For a resolutely Irish-American actor, Michael McKean has a distinct propensity for finding himself playing characters wth hard-to-pronounce Middle-European names.
In the long-running television series, “Laverne and Shirley,” he was the affably comedic Lenny Kosnowski, and now, in “Superior Donuts,” he’s Arthur Przybyewski, proprietor of a donut shop in Chicago.
Film fans know McKean for his roles in Christopher Guest’s satirical movies, starting with “This is Spinal Tap, and including “Best in Show,” “For Your Consideration” and “A Mighty Wind.” For the latter movie, a satire on folk music and folk singers, McKean and his wife, Annette O’Toole, wrote the Oscar-nominated song, “A Kiss at the End of the Rainbow.”
Last season he appeared in the successful Broadway revival of Harold Pinter’s “The Homecoming,” and, the previous season, he played the “time study man,” Hinzie, in the well-received new staging of “The Pajama Game.”
That’s a impressively varied list of credits, but in “Superior Donuts,” by Tracy Letts, author of “August, Osage County,” McKean is doing something he’s never done before: heading the cast of a new play which rests on his shoulders.
Among the truly remarkable things about McKean’s beautifully crafted starring performance is its modesty and the degree to which he underplays the role.
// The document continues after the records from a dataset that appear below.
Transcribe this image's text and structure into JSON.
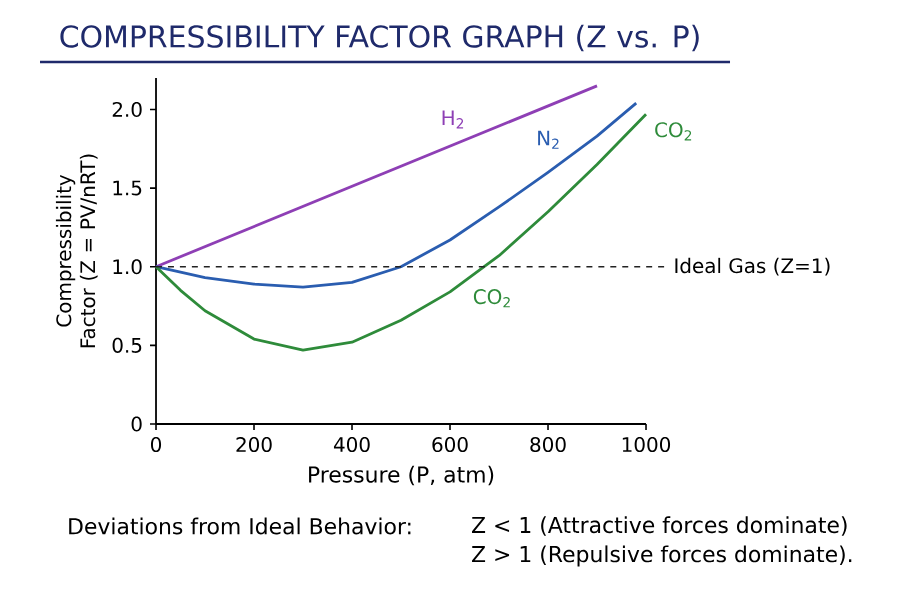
{
  "chart_data": {
    "type": "line",
    "title": "COMPRESSIBILITY FACTOR GRAPH (Z vs. P)",
    "xlabel": "Pressure (P, atm)",
    "ylabel": "Compressibility Factor (Z = PV/nRT)",
    "xlim": [
      0,
      1000
    ],
    "ylim": [
      0,
      2.2
    ],
    "xticks": [
      0,
      200,
      400,
      600,
      800,
      1000
    ],
    "yticks": [
      0,
      0.5,
      {
        "value": 1,
        "label": "1.0"
      },
      1.5,
      {
        "value": 2,
        "label": "2.0"
      }
    ],
    "legend": false,
    "grid": false,
    "marker": "none",
    "line_style": "solid",
    "series": [
      {
        "name": "H$_{2}$",
        "color": "#8e3fb5",
        "x": [
          0,
          900
        ],
        "values": [
          1.0,
          2.15
        ]
      },
      {
        "name": "N$_{2}$",
        "color": "#2a5db0",
        "x": [
          0,
          100,
          200,
          300,
          400,
          500,
          600,
          700,
          800,
          900,
          980
        ],
        "values": [
          1.0,
          0.93,
          0.89,
          0.87,
          0.9,
          1.0,
          1.17,
          1.38,
          1.6,
          1.83,
          2.04
        ]
      },
      {
        "name": "CO$_{2}$",
        "color": "#2e8b3a",
        "x": [
          0,
          50,
          100,
          200,
          300,
          400,
          500,
          600,
          700,
          800,
          900,
          1000
        ],
        "values": [
          1.0,
          0.85,
          0.72,
          0.54,
          0.47,
          0.52,
          0.66,
          0.84,
          1.07,
          1.35,
          1.65,
          1.97
        ]
      }
    ],
    "ref_lines": [
      {
        "axis": "y",
        "value": 1,
        "label": "Ideal Gas (Z=1)",
        "color": "#222222",
        "line_style": "dashed"
      }
    ],
    "annotations": [
      "CO$_{2}$",
      "Deviations from Ideal Behavior:",
      "Z < 1 (Attractive forces dominate)",
      "Z > 1 (Repulsive forces dominate)."
    ]
  }
}
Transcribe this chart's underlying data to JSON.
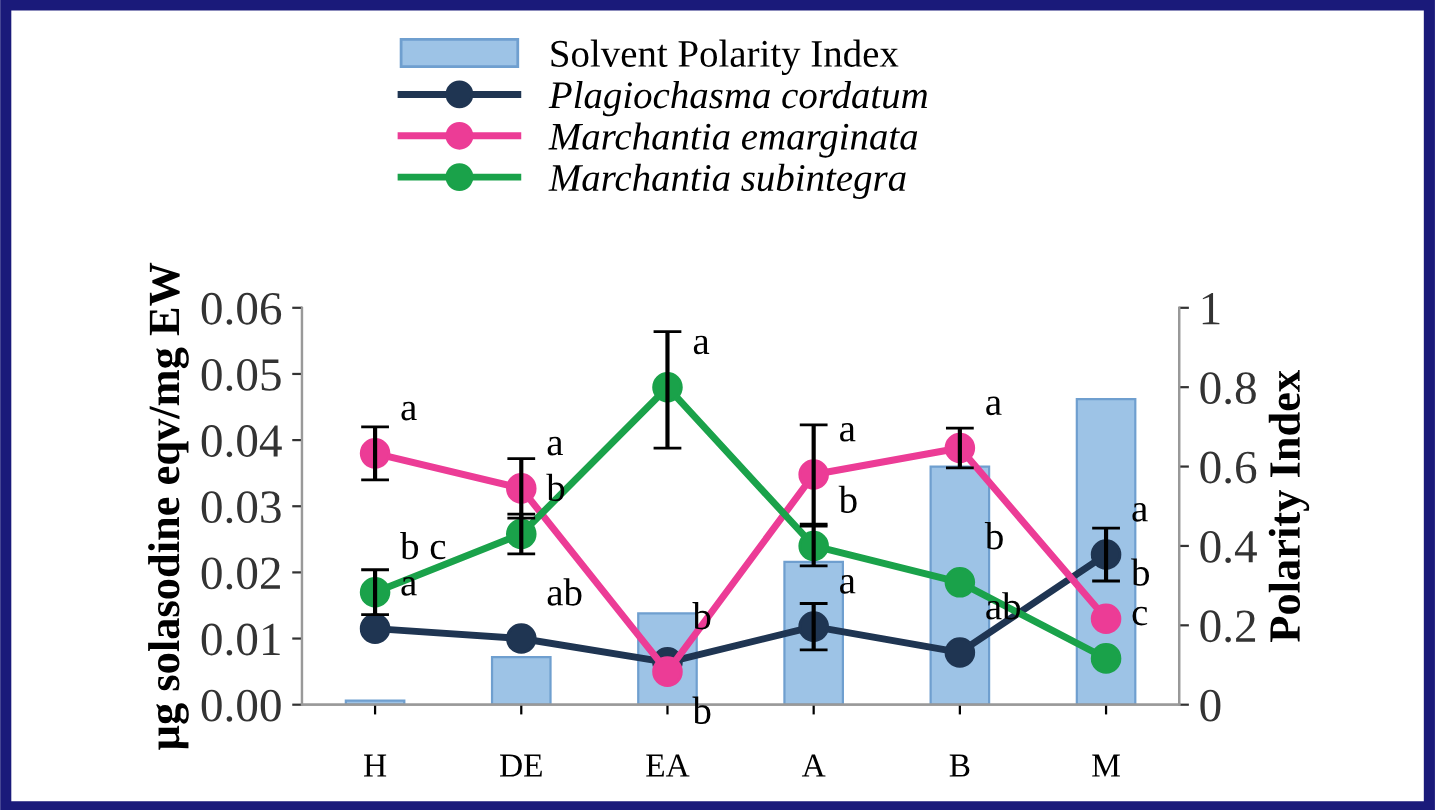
{
  "chart_data": {
    "type": "line",
    "ylabel": "µg solasodine eqv/mg EW",
    "y2label": "Polarity Index",
    "categories": [
      "H",
      "DE",
      "EA",
      "A",
      "B",
      "M"
    ],
    "ylim": [
      0,
      0.06
    ],
    "yticks": [
      "0.00",
      0.01,
      0.02,
      0.03,
      0.04,
      0.05,
      0.06
    ],
    "y2lim": [
      0,
      1
    ],
    "y2ticks": [
      0,
      0.2,
      0.4,
      0.6,
      0.8,
      1
    ],
    "marker": "circle",
    "legend": "top left",
    "grid": false,
    "series": [
      {
        "name": "Solvent Polarity Index",
        "type": "bar",
        "axis": "y2",
        "color": "#9dc3e6",
        "values": [
          0.01,
          0.12,
          0.23,
          0.36,
          0.6,
          0.77
        ]
      },
      {
        "name": "Plagiochasma cordatum",
        "color": "#1f3552",
        "values": [
          0.0115,
          0.01,
          0.0064,
          0.0118,
          0.0079,
          0.0227
        ],
        "errors": [
          null,
          null,
          null,
          0.0035,
          null,
          0.004
        ],
        "value_labels": [
          "a",
          "ab",
          "b",
          "a",
          "ab",
          "a"
        ]
      },
      {
        "name": "Marchantia emarginata",
        "color": "#ec3c96",
        "values": [
          0.038,
          0.0327,
          0.005,
          0.0348,
          0.0388,
          0.013
        ],
        "errors": [
          0.004,
          0.0045,
          null,
          0.0075,
          0.003,
          null
        ],
        "value_labels": [
          "a",
          "a",
          "b",
          "a",
          "a",
          "b"
        ]
      },
      {
        "name": "Marchantia subintegra",
        "color": "#1aa24a",
        "values": [
          0.017,
          0.0258,
          0.048,
          0.024,
          0.0185,
          0.007
        ],
        "errors": [
          0.0034,
          0.003,
          [
            0.0388,
            0.0564
          ],
          0.003,
          null,
          null
        ],
        "value_labels": [
          "b c",
          "b",
          "a",
          "b",
          "b",
          "c"
        ]
      }
    ]
  }
}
His achievement, worthy of a Tony nomination, is all the more startling when you factor in the effect of the excellent, but flashier, work being done by a young African-American actor, Jon Michael Hill, cast opposite him in Letts’ complicated comedy.
Hill, as Franco Wicks, a troubled youngster with a dangerous secret history, takes a job at the donut shop, and stays long enough to teach his boss some valuable life-changing lessons before his fate catches up with him.
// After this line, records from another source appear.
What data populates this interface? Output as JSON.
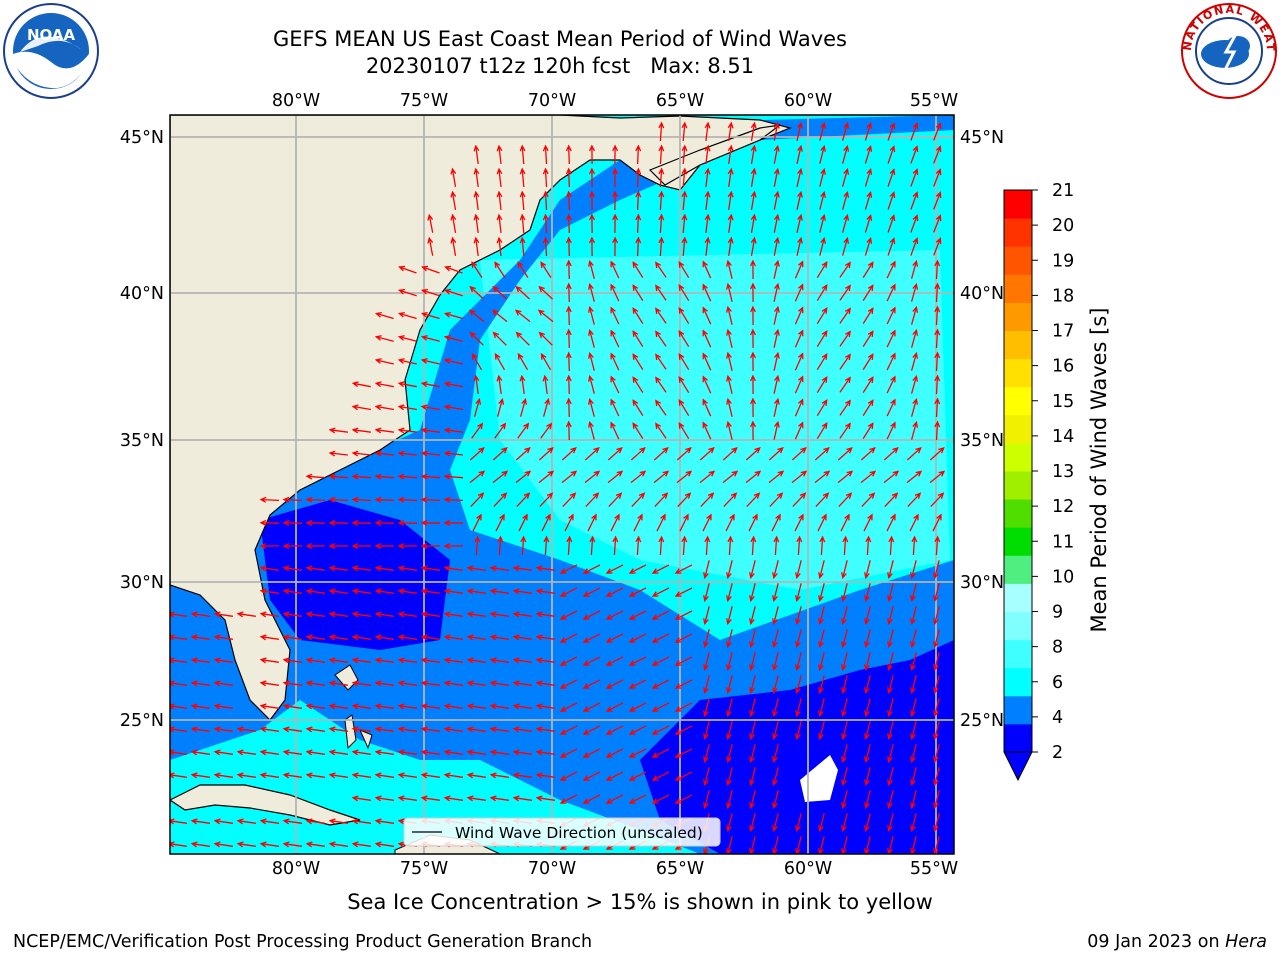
{
  "header": {
    "title_line1": "GEFS MEAN US East Coast Mean Period of Wind Waves",
    "title_line2": "20230107 t12z 120h fcst   Max: 8.51",
    "left_logo": "NOAA",
    "right_logo": "NATIONAL WEATHER SERVICE"
  },
  "map": {
    "lon_labels": [
      "80°W",
      "75°W",
      "70°W",
      "65°W",
      "60°W",
      "55°W"
    ],
    "lat_labels": [
      "45°N",
      "40°N",
      "35°N",
      "30°N",
      "25°N"
    ],
    "legend": "Wind Wave Direction (unscaled)",
    "arrow_color": "#ff0000",
    "land_color": "#efecdc"
  },
  "colorbar": {
    "label": "Mean Period of Wind Waves [s]",
    "ticks": [
      "21",
      "20",
      "19",
      "18",
      "17",
      "16",
      "15",
      "14",
      "13",
      "12",
      "11",
      "10",
      "9",
      "8",
      "6",
      "4",
      "2"
    ],
    "colors": [
      "#0000ff",
      "#0080ff",
      "#00ffff",
      "#40ffff",
      "#80ffff",
      "#a8ffff",
      "#50ee80",
      "#00dd00",
      "#50dd00",
      "#a0ee00",
      "#ccff00",
      "#f0f000",
      "#ffff00",
      "#ffe000",
      "#ffbf00",
      "#ff9900",
      "#ff7700",
      "#ff5500",
      "#ff3300",
      "#ff0000"
    ]
  },
  "footer": {
    "sea_ice_note": "Sea Ice Concentration > 15% is shown in pink to yellow",
    "credit_left": "NCEP/EMC/Verification Post Processing Product Generation Branch",
    "credit_date": "09 Jan 2023 on",
    "credit_machine": "Hera"
  }
}
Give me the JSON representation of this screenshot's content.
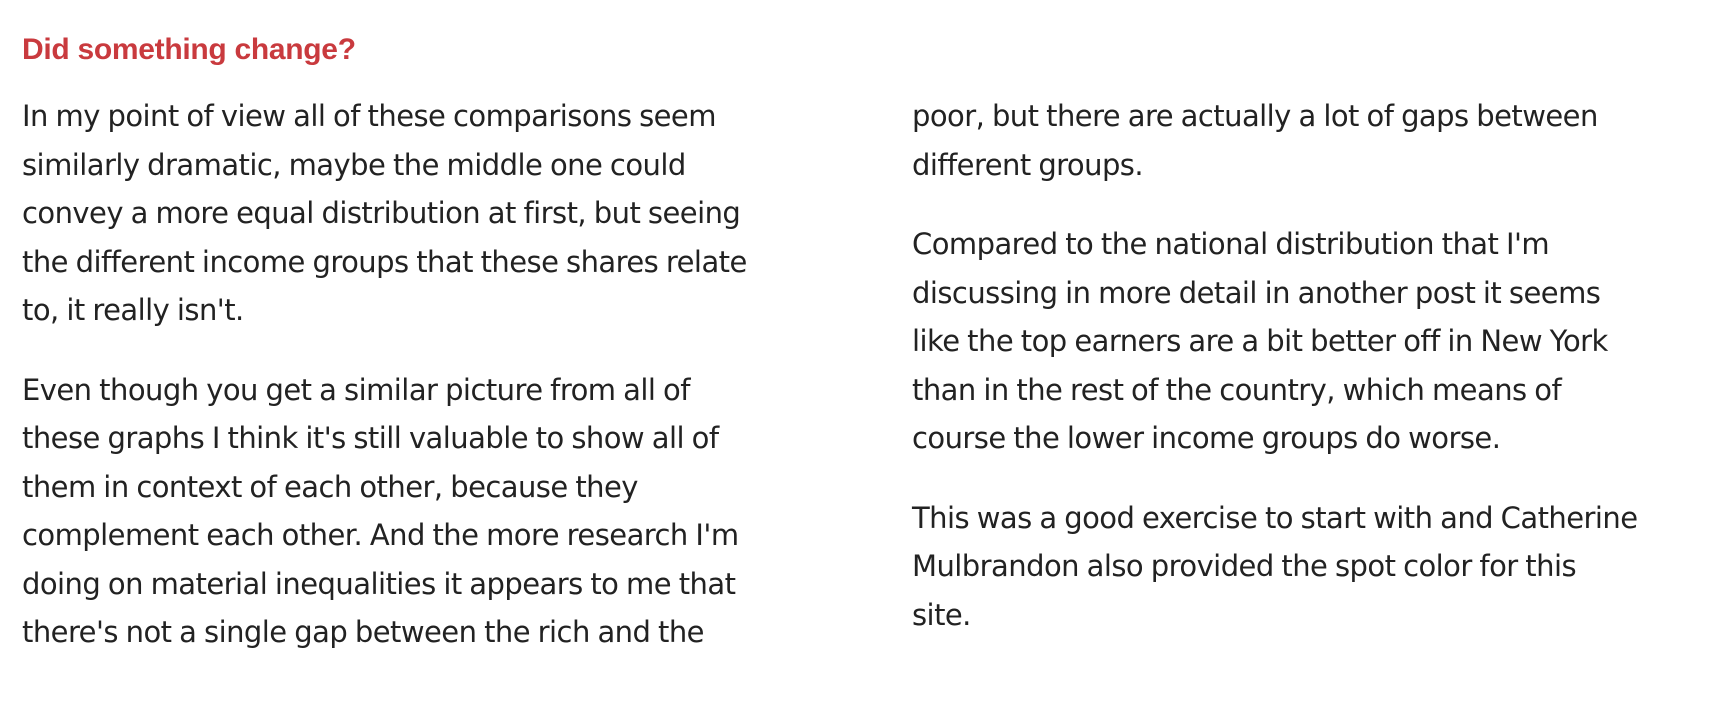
{
  "colors": {
    "accent": "#c93a3e",
    "text": "#222222",
    "background": "#ffffff"
  },
  "heading": "Did something change?",
  "left_column": {
    "paragraphs": [
      {
        "lines": [
          "In my point of view all of these comparisons seem",
          "similarly dramatic, maybe the middle one could",
          "convey a more equal distribution at first, but seeing",
          "the different income groups that these shares relate",
          "to, it really isn't."
        ]
      },
      {
        "lines": [
          "Even though you get a similar picture from all of",
          "these graphs I think it's still valuable to show all of",
          "them in context of each other, because they",
          "complement each other. And the more research I'm",
          "doing on material inequalities it appears to me that",
          "there's not a single gap between the rich and the"
        ]
      }
    ]
  },
  "right_column": {
    "paragraphs": [
      {
        "lines": [
          "poor, but there are actually a lot of gaps between",
          "different groups."
        ]
      },
      {
        "lines": [
          "Compared to the national distribution that I'm",
          "discussing in more detail in another post it seems",
          "like the top earners are a bit better off in New York",
          "than in the rest of the country, which means of",
          "course the lower income groups do worse."
        ]
      },
      {
        "lines": [
          "This was a good exercise to start with and Catherine",
          "Mulbrandon also provided the spot color for this",
          "site."
        ]
      }
    ]
  }
}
The dynamic young actor, who has been a member of Chicago’s Steppenwolf Theater since 2007, has the audience in his pocket almost from his first line. McKean, on the other hand, begins as quietly as a real Arthur, a man who has long lost any major interest he might ever have had in his life or his work.
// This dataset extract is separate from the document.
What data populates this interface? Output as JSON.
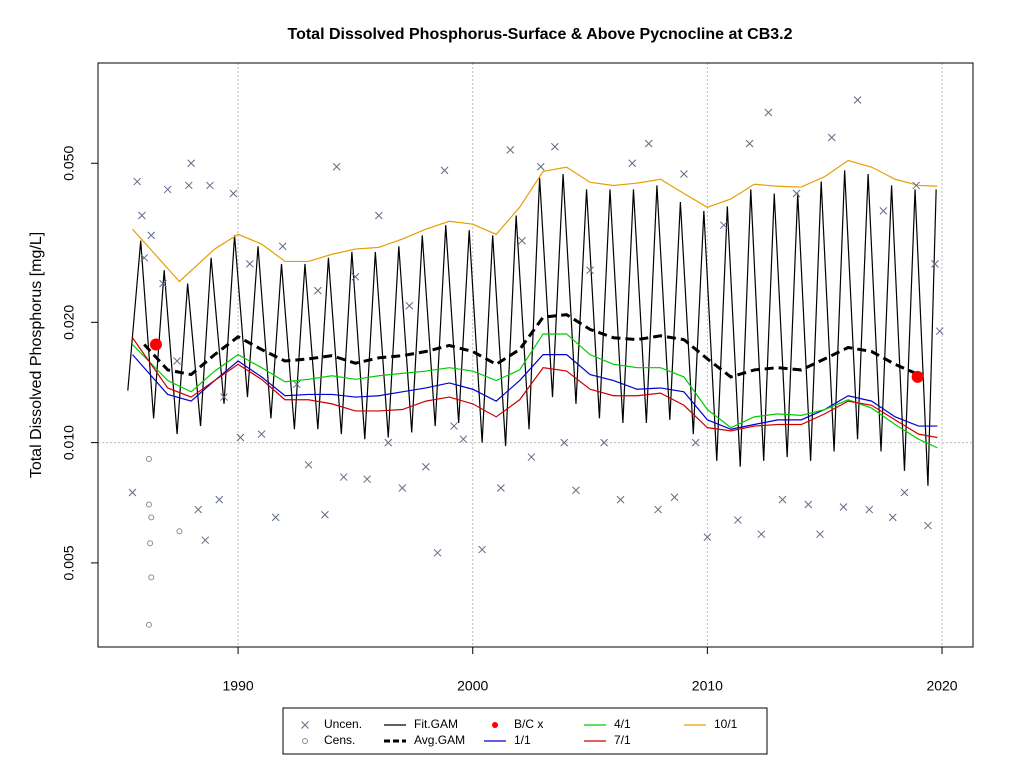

The early morning life of the shop surrounds him on what would be a completely ordinary day but for the fact that there had been an attempted break-in during the night. Before the curtain rises, the audience has heard the sound of breaking glass as the would-be burglars violate the shop’s street door.
The donut shop’s regulars, including a couple of local cops, this time responding to the robbery report, saunter in. The others turn up as they might do on any ordinary day. To Arthur’s daily customers the break-in is just something that might happen at any time in this crime-ridden neighborhood, and it doesn’t hold their attention for very long once their initial curiosity is satisfied.
“Superior Donuts” is a surprisingly gentle and satisfying work from a prolific playwright who generally comes up with harsher stuff, including the off-Broadway hits, “Killer Joe” and “Bug.”